Open standards from a cross-industry organisation 

To address weak IoT security and other challenges in IoT lifecycle management, the FIDO Alliance recently launched an initiative to provide a comprehensive authentication framework for IoT devices in keeping with our fundamental mission: to provide stronger, simpler authentication that reduces reliance on insecure passwords. 

The vision is to do for IoT devices what FIDO has done for mobile devices and web applications: establish free and open standards that authenticate both the device and the user with a secure and fast login experience. The goal is to create standards-based authentication profiles that work at the device level to enable interoperability between service providers and IoT devices, automate onboarding of devices onto a local network or public cloud, and, for industrial applications, to enable provisioning via smart routers and IoT hubs. 

Achieving this requires close cooperation between all stakeholders, from competing chip manufacturers to OEM device manufacturers and online service and platform providers. To get there, FIDO has established the IoT Technical Working Group (IoT TWG) that brings together representatives from this diverse set of players who recognise that device-level security and interoperability issues need to be addressed at an industry level. 

Organisations participating in the working group include ARM Holdings, Google, Idemia, Infineon Technologies, Intel Corporation, Lenovo, Microsoft, Nok Nok Labs, OneSpan, Phoenix Technologies Ltd., Qualcomm, Inc., Yahoo! JAPAN, and Yubico. 

FIDO IoT authentication sits beside payments, making it safer 

Payments are not directly addressed in the world of FIDO authentication. Rather it is one of many types of interactions that stands on its own but depends greatly on a secure identity that is validated with strong authentication and transmitted via encrypted connections. 

Once a device and the user or organisational owners are verified using FIDO’s modern authentication, the IoT platform is identified and communications are encrypted, reducing risk. Payments can then take place using existing payment card networks and payment industry security standards like tokenization. 

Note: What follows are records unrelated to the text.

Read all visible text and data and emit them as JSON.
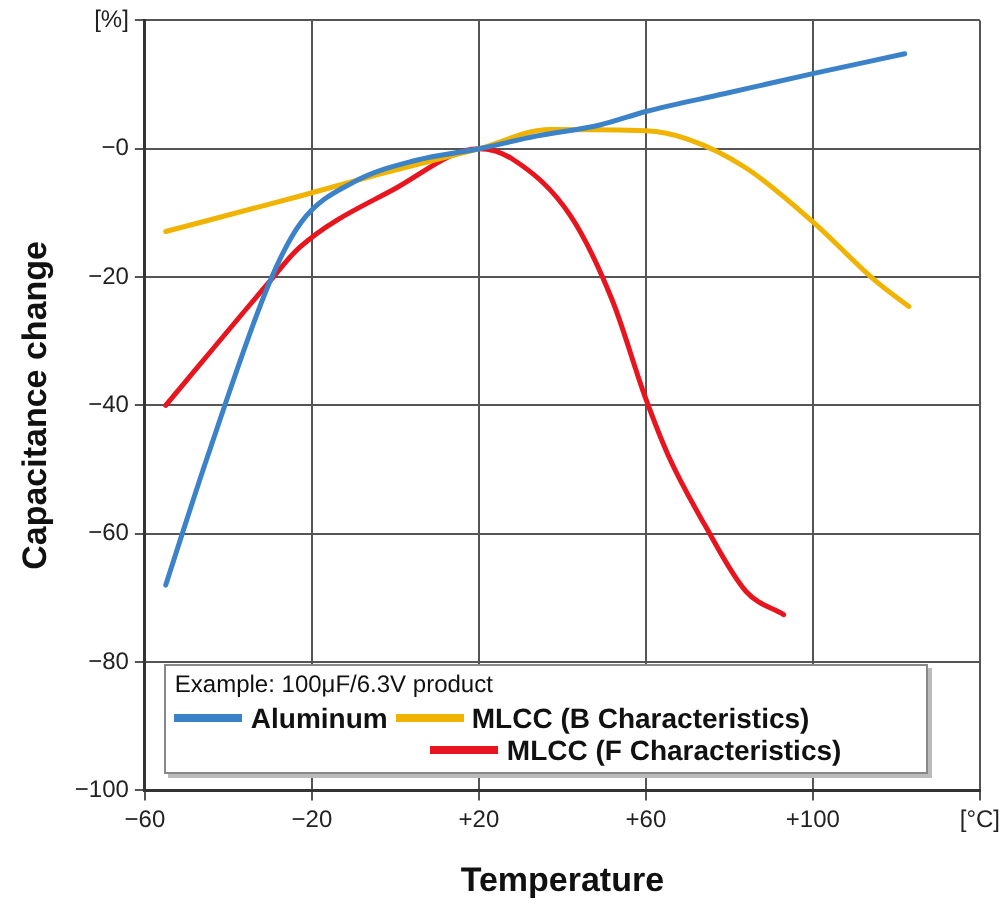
{
  "chart_data": {
    "type": "line",
    "xlabel": "Temperature",
    "ylabel": "Capacitance change",
    "legend_title": "Example: 100μF/6.3V product",
    "xlim": [
      -60,
      140
    ],
    "ylim": [
      -100,
      20
    ],
    "xticks": [
      {
        "value": -60,
        "label": "−60"
      },
      {
        "value": -20,
        "label": "−20"
      },
      {
        "value": 20,
        "label": "+20"
      },
      {
        "value": 60,
        "label": "+60"
      },
      {
        "value": 100,
        "label": "+100"
      },
      {
        "value": 140,
        "label": "[°C]"
      }
    ],
    "yticks": [
      {
        "value": -100,
        "label": "−100"
      },
      {
        "value": -80,
        "label": "−80"
      },
      {
        "value": -60,
        "label": "−60"
      },
      {
        "value": -40,
        "label": "−40"
      },
      {
        "value": -20,
        "label": "−20"
      },
      {
        "value": 0,
        "label": "−0"
      },
      {
        "value": 20,
        "label": "[%]"
      }
    ],
    "grid": true,
    "legend": "bottom left",
    "marker": "none",
    "line_style": "solid",
    "series": [
      {
        "name": "Aluminum",
        "color": "#3c82c8",
        "x": [
          -55,
          -45,
          -30,
          -22.5,
          -10,
          5,
          20,
          34,
          49,
          60,
          79,
          100,
          122
        ],
        "values": [
          -68,
          -48,
          -20.6,
          -11.4,
          -5.2,
          -1.8,
          0,
          2,
          3.7,
          5.8,
          8.6,
          11.7,
          14.8
        ]
      },
      {
        "name": "MLCC (B Characteristics)",
        "color": "#f0b400",
        "x": [
          -55,
          -23,
          -4,
          20,
          37,
          60,
          70,
          84,
          100,
          115,
          123
        ],
        "values": [
          -12.9,
          -7.4,
          -4,
          0,
          3,
          2.8,
          1.5,
          -3,
          -11.4,
          -20.6,
          -24.6
        ]
      },
      {
        "name": "MLCC (F Characteristics)",
        "color": "#e8141e",
        "x": [
          -55,
          -30,
          -23,
          0,
          20,
          28,
          42,
          52,
          60,
          65.5,
          74,
          84,
          93
        ],
        "values": [
          -40,
          -20.6,
          -15.4,
          -6.2,
          0,
          -1.6,
          -10.5,
          -23.7,
          -39,
          -48,
          -58.5,
          -69,
          -72.6
        ]
      }
    ]
  }
}
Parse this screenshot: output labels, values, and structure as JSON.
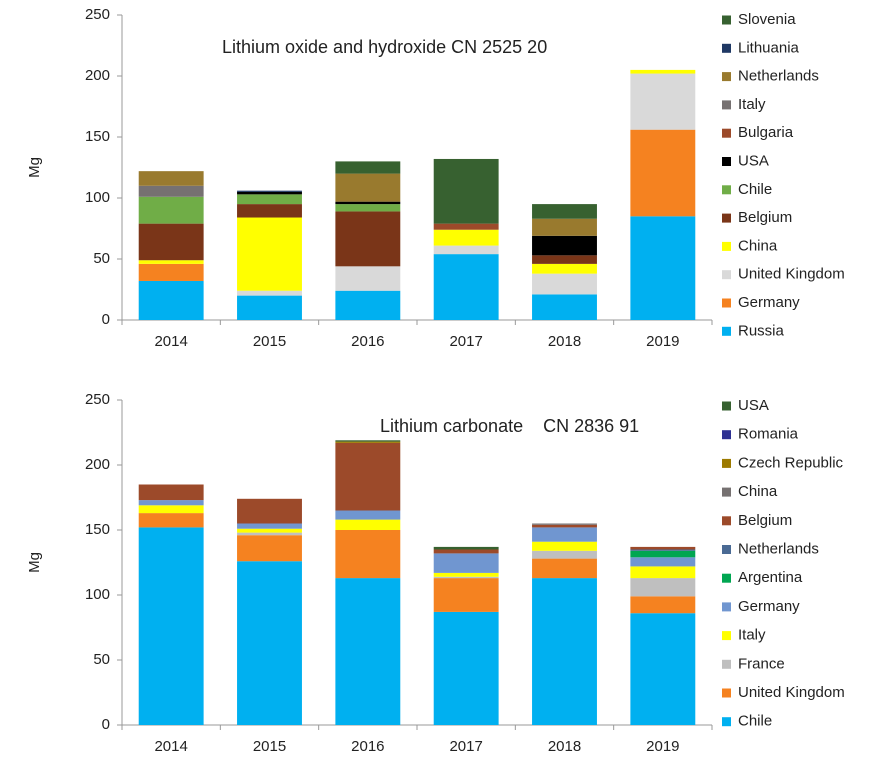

However, the payments and IoT industries evolve as we work our way toward 30 billion connected devices, and there will always be a need for a strong connection between the device, its identity, and authentication. When these steps are provided, other aspects of the device onboarding process can be standardised for greater efficiency for the entire industry. Having globally accepted standards and certification processes will help the IoT industry fulfil its vision of smart things everywhere, and do so while protecting the devices, their owners and the machines enabling the world around us. 

About Andrew Shikiar 

Andrew Shikiar is the Executive Director and Chief Marketing Officer at FIDO Alliance, a global consortium working to create open standards and an interoperable ecosystem for simpler, stronger user authentication. He has deep experience in multi-stakeholder organisations, having previously led market development efforts for Tizen Association, LiMo Foundation and Liberty Alliance Project – and also helped structure and launch groups such as the Smart TV Alliance and Open Visual Communications Consortia. 

About the FIDO Alliance 

The FIDO Alliance was formed in July 2012 to address the lack of interoperability among strong authentication technologies, and remedy the problems users face with creating and remembering multiple usernames and passwords. The FIDO Alliance is changing the nature of authentication with standards for simpler, stronger authentication that define an open, scalable, interoperable set of mechanisms that reduce reliance on passwords. FIDO Authentication is stronger, private, and easier to use when authenticating to online services.